LOS ANGELES (AP) — The longest federal government shutdown in history is officially over, but the fallout will continue to hit two groups particularly hard for months to come: federally funded defense lawyers and the people they represent.

Thousands of court-appointed lawyers, known as Criminal Justice Act panel attorneys, along with paralegals, investigators, expert witnesses and interpreters, haven’t been paid since June after federal funding for the Defender Services program fell $130 million short of what the judiciary requested and ran out July 3. They had been told they would receive deferred payment once Congress passed a new budget, but as the government shutdown dragged on, many couldn’t move forward with trials or take on new clients.

Nationally, CJA lawyers handle about 40 percent of cases where the defendant cannot afford an attorney. As many cases have ground to a halt, defendants’ lives have been put on hold as they wait for their day in court. The federal government, meanwhile, has continued to arrest and charge people.

“The system’s about to break,” Michael Chernis, a CJA panel attorney in southern California, said during the shutdown. He hasn’t taken new cases since August and has had to take out a loan to make payroll for his law firm.

Unpaid defense team members in several states said they had to dip into personal retirement savings or turn to gig work, such as driving for Uber, to support their families.

Panel attorneys should begin receiving payment as early as this week. Judge Robert Conrad, the director of the Administrative Office of the U.S. Courts, said in a memo last week that the resolution Congress passed to fund the government through Jan. 30 provided an extra $114 million for the Defender Services program “to address the backlog of panel attorney payments.”

Yet the crisis isn’t over. Conrad has said a spending bill pending for the 2026 fiscal year still is $196 million short and likely will run out of money to pay CJA panel attorneys in June.

Everyone in the United States has the right to due process, including the right to legal counsel and a fair and speedy trial, guaranteed by the Fifth and Sixth Amendments.

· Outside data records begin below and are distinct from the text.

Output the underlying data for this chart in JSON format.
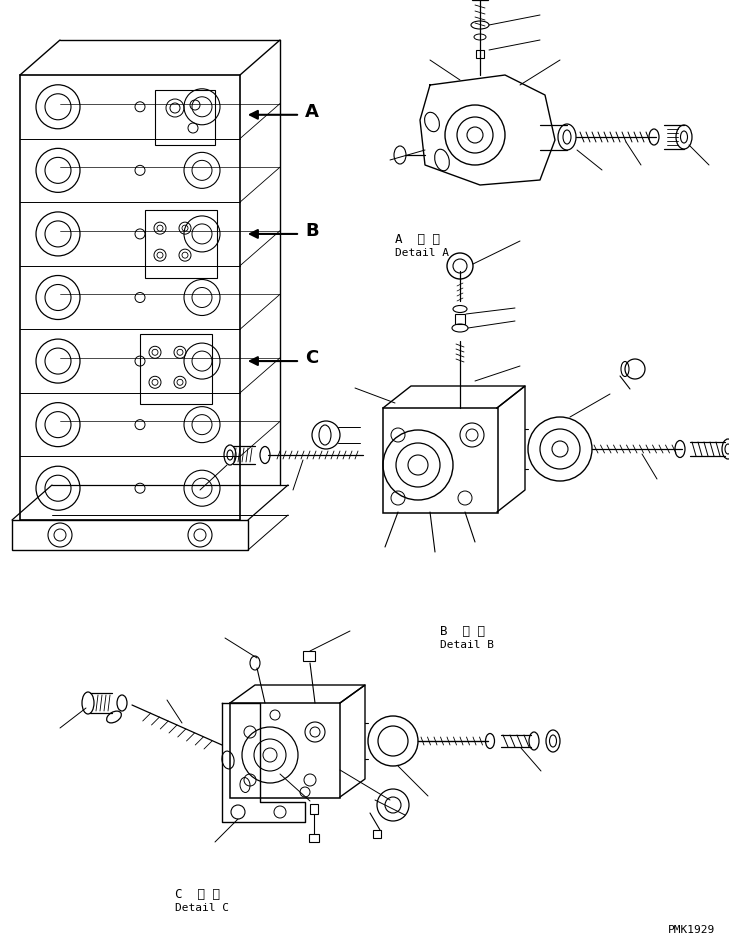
{
  "background_color": "#ffffff",
  "line_color": "#000000",
  "fig_width": 7.29,
  "fig_height": 9.5,
  "dpi": 100,
  "label_A_jp": "A  詳 細",
  "label_A_en": "Detail A",
  "label_B_jp": "B  詳 細",
  "label_B_en": "Detail B",
  "label_C_jp": "C  詳 細",
  "label_C_en": "Detail C",
  "watermark": "PMK1929"
}
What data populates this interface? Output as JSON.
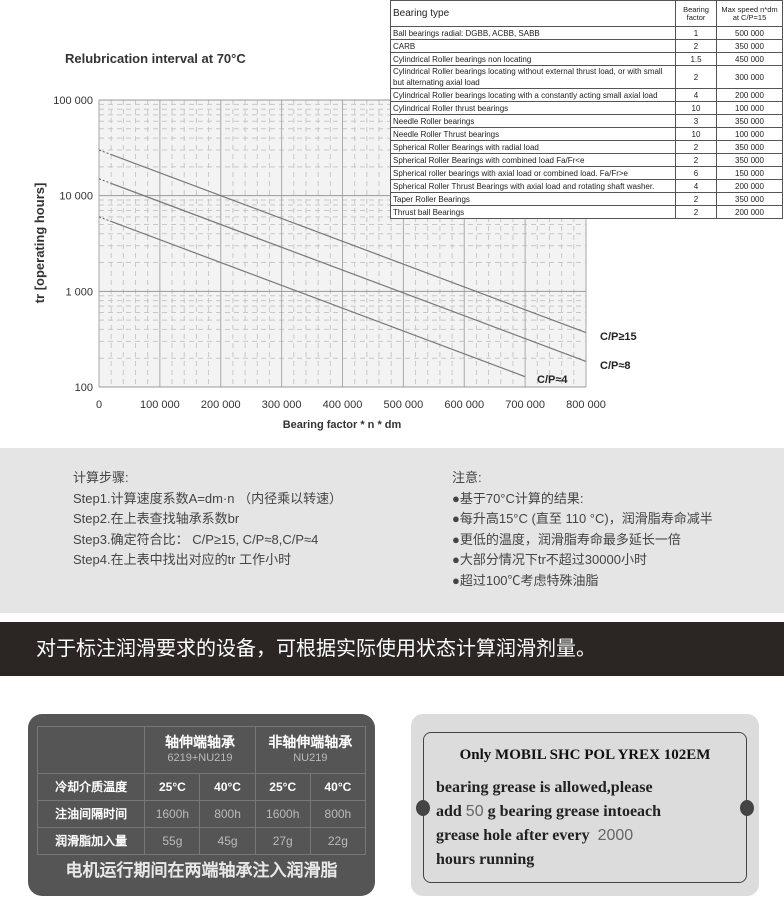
{
  "chart_data": {
    "type": "line",
    "title": "Relubrication interval at 70°C",
    "xlabel": "Bearing factor * n * dm",
    "ylabel": "tr [operating hours]",
    "xlim": [
      0,
      800000
    ],
    "ylim": [
      100,
      100000
    ],
    "yscale": "log",
    "xticks": [
      "0",
      "100 000",
      "200 000",
      "300 000",
      "400 000",
      "500 000",
      "600 000",
      "700 000",
      "800 000"
    ],
    "yticks": [
      "100",
      "1 000",
      "10 000",
      "100 000"
    ],
    "grid": true,
    "series": [
      {
        "name": "C/P≥15",
        "x": [
          0,
          200000,
          400000,
          600000,
          800000
        ],
        "y": [
          30000,
          10000,
          3300,
          1000,
          340
        ]
      },
      {
        "name": "C/P≈8",
        "x": [
          0,
          200000,
          400000,
          600000,
          800000
        ],
        "y": [
          15000,
          5000,
          1650,
          520,
          170
        ]
      },
      {
        "name": "C/P≈4",
        "x": [
          0,
          200000,
          400000,
          600000,
          700000
        ],
        "y": [
          6000,
          2000,
          650,
          210,
          118
        ]
      }
    ]
  },
  "bearing_table": {
    "headers": [
      "Bearing type",
      "Bearing factor",
      "Max speed n*dm at C/P=15"
    ],
    "rows": [
      [
        "Ball bearings radial:  DGBB, ACBB, SABB",
        "1",
        "500 000"
      ],
      [
        "CARB",
        "2",
        "350 000"
      ],
      [
        "Cylindrical Roller bearings non locating",
        "1.5",
        "450 000"
      ],
      [
        "Cylindrical Roller bearings locating without external thrust load, or with small but alternating axial load",
        "2",
        "300 000"
      ],
      [
        "Cylindrical Roller bearings locating with a constantly acting small axial load",
        "4",
        "200 000"
      ],
      [
        "Cylindrical Roller thrust bearings",
        "10",
        "100 000"
      ],
      [
        "Needle Roller bearings",
        "3",
        "350 000"
      ],
      [
        "Needle Roller Thrust bearings",
        "10",
        "100 000"
      ],
      [
        "Spherical Roller Bearings with radial load",
        "2",
        "350 000"
      ],
      [
        "Spherical Roller Bearings with combined load Fa/Fr<e",
        "2",
        "350 000"
      ],
      [
        "Spherical roller bearings with axial load or combined load. Fa/Fr>e",
        "6",
        "150 000"
      ],
      [
        "Spherical Roller Thrust Bearings with axial load and rotating shaft washer.",
        "4",
        "200 000"
      ],
      [
        "Taper Roller Bearings",
        "2",
        "350 000"
      ],
      [
        "Thrust ball Bearings",
        "2",
        "200 000"
      ]
    ]
  },
  "steps": {
    "title": "计算步骤:",
    "items": [
      "Step1.计算速度系数A=dm·n （内径乘以转速）",
      "Step2.在上表查找轴承系数br",
      "Step3.确定符合比： C/P≥15, C/P≈8,C/P≈4",
      "Step4.在上表中找出对应的tr 工作小时"
    ]
  },
  "notes": {
    "title": "注意:",
    "items": [
      "●基于70°C计算的结果:",
      "●每升高15°C (直至 110 °C)，润滑脂寿命减半",
      "●更低的温度，润滑脂寿命最多延长一倍",
      "●大部分情况下tr不超过30000小时",
      "●超过100℃考虑特殊油脂"
    ]
  },
  "banner": "对于标注润滑要求的设备，可根据实际使用状态计算润滑剂量。",
  "grease_table": {
    "col1": "轴伸端轴承",
    "col1_sub": "6219+NU219",
    "col2": "非轴伸端轴承",
    "col2_sub": "NU219",
    "rows": [
      [
        "冷却介质温度",
        "25°C",
        "40°C",
        "25°C",
        "40°C"
      ],
      [
        "注油间隔时间",
        "1600h",
        "800h",
        "1600h",
        "800h"
      ],
      [
        "润滑脂加入量",
        "55g",
        "45g",
        "27g",
        "22g"
      ]
    ],
    "footer": "电机运行期间在两端轴承注入润滑脂"
  },
  "plate": {
    "title": "Only MOBIL SHC POL YREX 102EM",
    "t1": "bearing  grease  is  allowed,please",
    "t2a": "add",
    "amount": "50",
    "t2b": "g bearing grease intoeach",
    "t3": "grease hole after every",
    "hours": "2000",
    "t4": "hours running"
  }
}
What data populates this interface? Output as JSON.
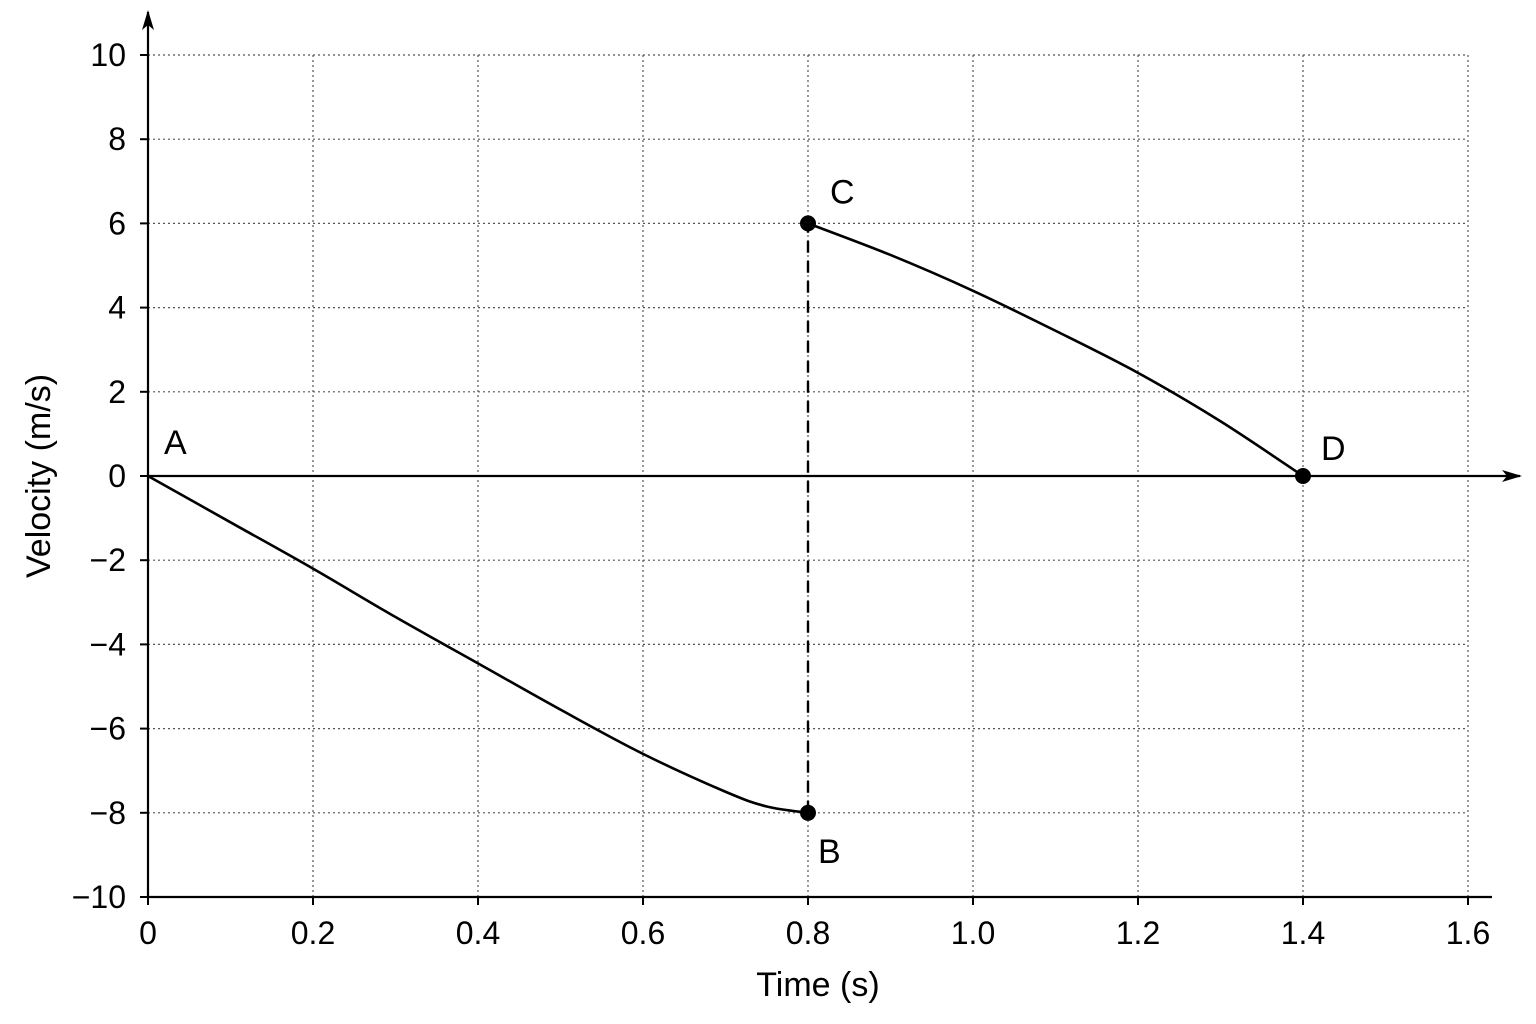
{
  "chart_data": {
    "type": "line",
    "title": "",
    "xlabel": "Time (s)",
    "ylabel": "Velocity (m/s)",
    "xlim": [
      0,
      1.6
    ],
    "ylim": [
      -10,
      10
    ],
    "xticks": [
      0,
      0.2,
      0.4,
      0.6,
      0.8,
      1.0,
      1.2,
      1.4,
      1.6
    ],
    "xtick_labels": [
      "0",
      "0.2",
      "0.4",
      "0.6",
      "0.8",
      "1.0",
      "1.2",
      "1.4",
      "1.6"
    ],
    "yticks": [
      -10,
      -8,
      -6,
      -4,
      -2,
      0,
      2,
      4,
      6,
      8,
      10
    ],
    "ytick_labels": [
      "−10",
      "−8",
      "−6",
      "−4",
      "−2",
      "0",
      "2",
      "4",
      "6",
      "8",
      "10"
    ],
    "grid": true,
    "series": [
      {
        "segment": "A-B",
        "x": [
          0,
          0.1,
          0.2,
          0.3,
          0.4,
          0.5,
          0.6,
          0.7,
          0.75,
          0.8
        ],
        "y": [
          0,
          -1.1,
          -2.2,
          -3.35,
          -4.45,
          -5.55,
          -6.6,
          -7.5,
          -7.85,
          -8
        ]
      },
      {
        "segment": "C-D",
        "x": [
          0.8,
          0.9,
          1.0,
          1.1,
          1.2,
          1.3,
          1.4
        ],
        "y": [
          6,
          5.25,
          4.4,
          3.45,
          2.45,
          1.3,
          0
        ]
      }
    ],
    "connector": {
      "style": "dashed",
      "from": [
        0.8,
        -8
      ],
      "to": [
        0.8,
        6
      ]
    },
    "points": [
      {
        "label": "A",
        "x": 0,
        "y": 0,
        "marker": false
      },
      {
        "label": "B",
        "x": 0.8,
        "y": -8,
        "marker": true
      },
      {
        "label": "C",
        "x": 0.8,
        "y": 6,
        "marker": true
      },
      {
        "label": "D",
        "x": 1.4,
        "y": 0,
        "marker": true
      }
    ]
  }
}
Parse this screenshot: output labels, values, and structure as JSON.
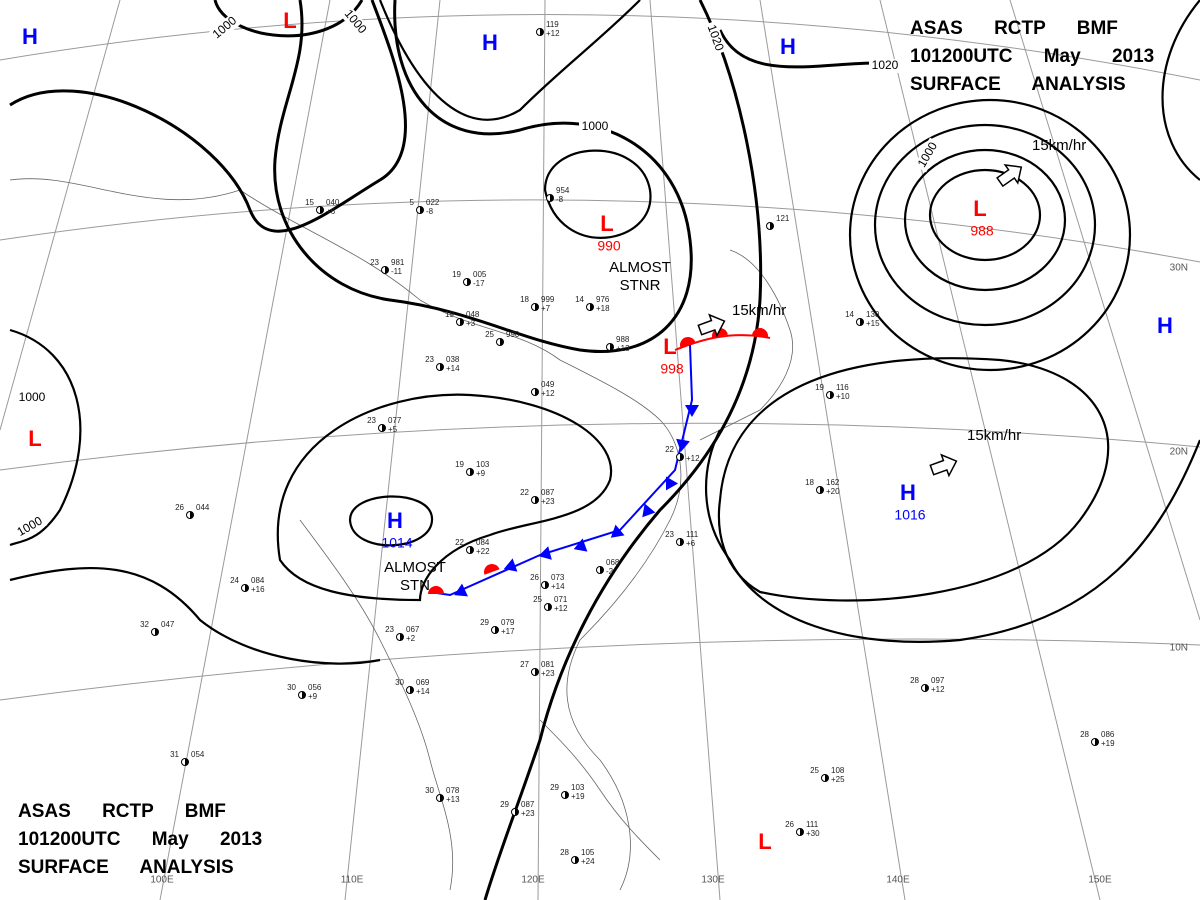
{
  "title_blocks": [
    {
      "lines": [
        "ASAS RCTP BMF",
        "101200UTC May 2013",
        "SURFACE ANALYSIS"
      ]
    },
    {
      "lines": [
        "ASAS RCTP BMF",
        "101200UTC May 2013",
        "SURFACE ANALYSIS"
      ]
    }
  ],
  "symbol_colors": {
    "H": "#0000ff",
    "L": "#ff0000"
  },
  "centers": [
    {
      "symbol": "H"
    },
    {
      "symbol": "L"
    },
    {
      "symbol": "H"
    },
    {
      "symbol": "H"
    },
    {
      "symbol": "L",
      "value": "990"
    },
    {
      "symbol": "L",
      "value": "988"
    },
    {
      "symbol": "H"
    },
    {
      "symbol": "L",
      "value": "998"
    },
    {
      "symbol": "L"
    },
    {
      "symbol": "H",
      "value": "1014"
    },
    {
      "symbol": "H",
      "value": "1016"
    },
    {
      "symbol": "L"
    }
  ],
  "isobar_labels": [
    "1000",
    "1000",
    "1020",
    "1020",
    "1000",
    "1000",
    "1000",
    "1000"
  ],
  "annotations": [
    [
      "ALMOST",
      "STNR"
    ],
    [
      "ALMOST",
      "STN"
    ]
  ],
  "motions": [
    "15km/hr",
    "15km/hr",
    "15km/hr"
  ],
  "latitudes": [
    "30N",
    "20N",
    "10N"
  ],
  "longitudes": [
    "100E",
    "110E",
    "120E",
    "130E",
    "140E",
    "150E"
  ],
  "stations": [
    {
      "p": "119",
      "d": "+12"
    },
    {
      "p": "954",
      "d": "-8"
    },
    {
      "p": "049",
      "d": "+12"
    },
    {
      "t": "23",
      "p": "077",
      "d": "+5"
    },
    {
      "t": "19",
      "p": "103",
      "d": "+9"
    },
    {
      "t": "22",
      "p": "087",
      "d": "+23"
    },
    {
      "t": "22",
      "p": "084",
      "d": "+22"
    },
    {
      "t": "26",
      "p": "073",
      "d": "+14"
    },
    {
      "t": "25",
      "p": "071",
      "d": "+12"
    },
    {
      "p": "068",
      "d": "-2"
    },
    {
      "t": "23",
      "p": "067",
      "d": "+2"
    },
    {
      "t": "29",
      "p": "079",
      "d": "+17"
    },
    {
      "t": "27",
      "p": "081",
      "d": "+23"
    },
    {
      "t": "30",
      "p": "069",
      "d": "+14"
    },
    {
      "t": "30",
      "p": "056",
      "d": "+9"
    },
    {
      "t": "31",
      "p": "054"
    },
    {
      "t": "30",
      "p": "078",
      "d": "+13"
    },
    {
      "t": "29",
      "p": "087",
      "d": "+23"
    },
    {
      "t": "29",
      "p": "103",
      "d": "+19"
    },
    {
      "t": "28",
      "p": "105",
      "d": "+24"
    },
    {
      "t": "26",
      "p": "111",
      "d": "+30"
    },
    {
      "t": "25",
      "p": "108",
      "d": "+25"
    },
    {
      "t": "18",
      "p": "162",
      "d": "+20"
    },
    {
      "t": "19",
      "p": "116",
      "d": "+10"
    },
    {
      "t": "28",
      "p": "097",
      "d": "+12"
    },
    {
      "t": "28",
      "p": "086",
      "d": "+19"
    },
    {
      "t": "22",
      "d": "+12"
    },
    {
      "p": "988",
      "d": "+13"
    },
    {
      "t": "25",
      "p": "990"
    },
    {
      "t": "23",
      "p": "038",
      "d": "+14"
    },
    {
      "t": "19",
      "p": "048",
      "d": "+3"
    },
    {
      "t": "18",
      "p": "999",
      "d": "+7"
    },
    {
      "t": "14",
      "p": "976",
      "d": "+18"
    },
    {
      "t": "19",
      "p": "005",
      "d": "-17"
    },
    {
      "t": "23",
      "p": "981",
      "d": "-11"
    },
    {
      "t": "5",
      "p": "022",
      "d": "-8"
    },
    {
      "t": "15",
      "p": "040",
      "d": "+6"
    },
    {
      "t": "26",
      "p": "044"
    },
    {
      "t": "32",
      "p": "047"
    },
    {
      "t": "24",
      "p": "084",
      "d": "+16"
    },
    {
      "t": "23",
      "p": "111",
      "d": "+6"
    },
    {
      "p": "121"
    },
    {
      "t": "14",
      "p": "130",
      "d": "+15"
    }
  ]
}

Critics of the Trump administration have tried to make the case that it is chipping away at the right. Immigrant advocacy groups have made the allegation in multiple lawsuits. Most notably, they cite the case of Kilmar Abrego Garcia, a Salvadoran man who was living in Maryland when he was mistakenly deported to El Salvador and imprisoned without communication.

President Donald Trump has been circumspect about his duties to uphold due process rights laid out in the Constitution, saying in an interview with NBC’s “Meet the Press” in May that he does not know whether U.S. citizens and noncitizens alike deserve that guarantee.